Paul is again underlining a revolutionary thought for those who follow Jesus. We are not in charge of our live but our lives are subject to others, willingly, sacrificially, and Christ like.
In the first century, Paul's thinking on this was radical. To start consider the fact that he actually "wrote" to the wives who were part of the church. He didn't tell the husbands to inform them. Secondly, Rome was a paranoid place to live. Other religions existed but only as it served Rome. It was just another way they could subjugate a conquered nation. Let it get out of hand, like Judaism in 70AD, and you can find your temple in ruin and your people slaughtered.
Rome didn't believe in bettering one's self. In spite of the movies, a slave remained a slave till they died. There may have been a few that gained freedom but the rarity of the fact is what makes it newsworthy. People had a "place" in the order of things and changing that made people uneasy which was not a healthy thing to do.
What Paul tells us is that God's radical understanding of relationships takes "us" out of the center and puts someone else there.

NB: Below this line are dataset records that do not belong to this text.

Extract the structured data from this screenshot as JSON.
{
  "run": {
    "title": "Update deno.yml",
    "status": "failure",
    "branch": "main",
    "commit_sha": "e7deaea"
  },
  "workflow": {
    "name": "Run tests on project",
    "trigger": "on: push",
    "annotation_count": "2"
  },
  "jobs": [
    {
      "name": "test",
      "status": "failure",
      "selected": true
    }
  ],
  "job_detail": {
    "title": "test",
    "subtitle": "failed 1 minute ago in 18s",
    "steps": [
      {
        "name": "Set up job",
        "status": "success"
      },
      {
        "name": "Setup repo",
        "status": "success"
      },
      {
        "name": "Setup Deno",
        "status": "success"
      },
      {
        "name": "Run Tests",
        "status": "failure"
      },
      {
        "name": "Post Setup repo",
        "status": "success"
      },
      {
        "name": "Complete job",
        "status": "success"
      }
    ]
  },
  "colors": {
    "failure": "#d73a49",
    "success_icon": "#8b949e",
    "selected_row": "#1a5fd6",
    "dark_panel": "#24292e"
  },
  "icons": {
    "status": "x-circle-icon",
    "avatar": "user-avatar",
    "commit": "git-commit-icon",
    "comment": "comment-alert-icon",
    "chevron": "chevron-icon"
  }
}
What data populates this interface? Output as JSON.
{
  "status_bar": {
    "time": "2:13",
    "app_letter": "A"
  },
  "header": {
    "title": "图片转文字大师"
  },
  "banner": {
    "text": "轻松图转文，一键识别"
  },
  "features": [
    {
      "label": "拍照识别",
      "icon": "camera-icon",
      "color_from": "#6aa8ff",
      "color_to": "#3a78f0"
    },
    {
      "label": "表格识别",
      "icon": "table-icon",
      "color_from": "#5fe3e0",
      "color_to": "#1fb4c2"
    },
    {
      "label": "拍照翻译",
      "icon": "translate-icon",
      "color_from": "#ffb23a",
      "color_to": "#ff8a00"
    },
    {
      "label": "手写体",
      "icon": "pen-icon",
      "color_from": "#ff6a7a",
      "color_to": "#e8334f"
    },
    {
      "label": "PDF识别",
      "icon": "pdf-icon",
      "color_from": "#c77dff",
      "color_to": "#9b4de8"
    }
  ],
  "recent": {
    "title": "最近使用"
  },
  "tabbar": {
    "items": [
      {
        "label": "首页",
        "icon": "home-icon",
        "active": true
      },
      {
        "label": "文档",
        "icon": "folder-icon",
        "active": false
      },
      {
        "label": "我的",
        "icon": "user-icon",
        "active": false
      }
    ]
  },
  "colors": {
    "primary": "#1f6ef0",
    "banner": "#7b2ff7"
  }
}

As wives, husbands, children, fathers, slave/ worker and owner /employers it is easy to view the world and our experience as though we were at the center of everything. The truth is God has stripped us out of that place and put other people there. In chapter 4 we read:
2Be completely humble and gentle; be patient, bearing with one another in love. 3Make every effort to keep the unity of the Spirit through the bond of peace. 4There is one body and one Spirit—just as you were called to one hope when you were called— 5one Lord, one faith, one baptism; 6one God and Father of all, who is over all and through all and in all.
Growing into maturity, putting off the old ways and putting on Christ's ways are all part of this process. A process that moves us from what the world expects of "good people" into the realm of citizen of heaven and adopted daughters and sons of the Most High God.
So how does this teaching play out today, in our world and among those we live? Here's my understanding of this passage. We are not the big cheese, chief muck-y-muck, center of the universe or whatever. Our needs, wants, desires, temper tantrums and pouting aren't the most important. One may argue they are the least important. Instead, we are to search out ways to love those who are close to us and those whom we overlook.
Those closest to us includes our wives, husbands, children and parents but let me add to those our friends, other family members etc. Anyone who we value or believe is important to us.
The other group of people are those who we take for granted or who have authority over us. Thus you have Paul speaking to slaves and owners. Today we could include the obvious worker and boss but I believe there are a whole bunch of people who go overlooked around us from the person who dropped off our paper this morning to the neighbor we've never got to meet. It could be the clerk at Walgreens, the new teller at our bank, or the homeless guy who looks through our recycling each week.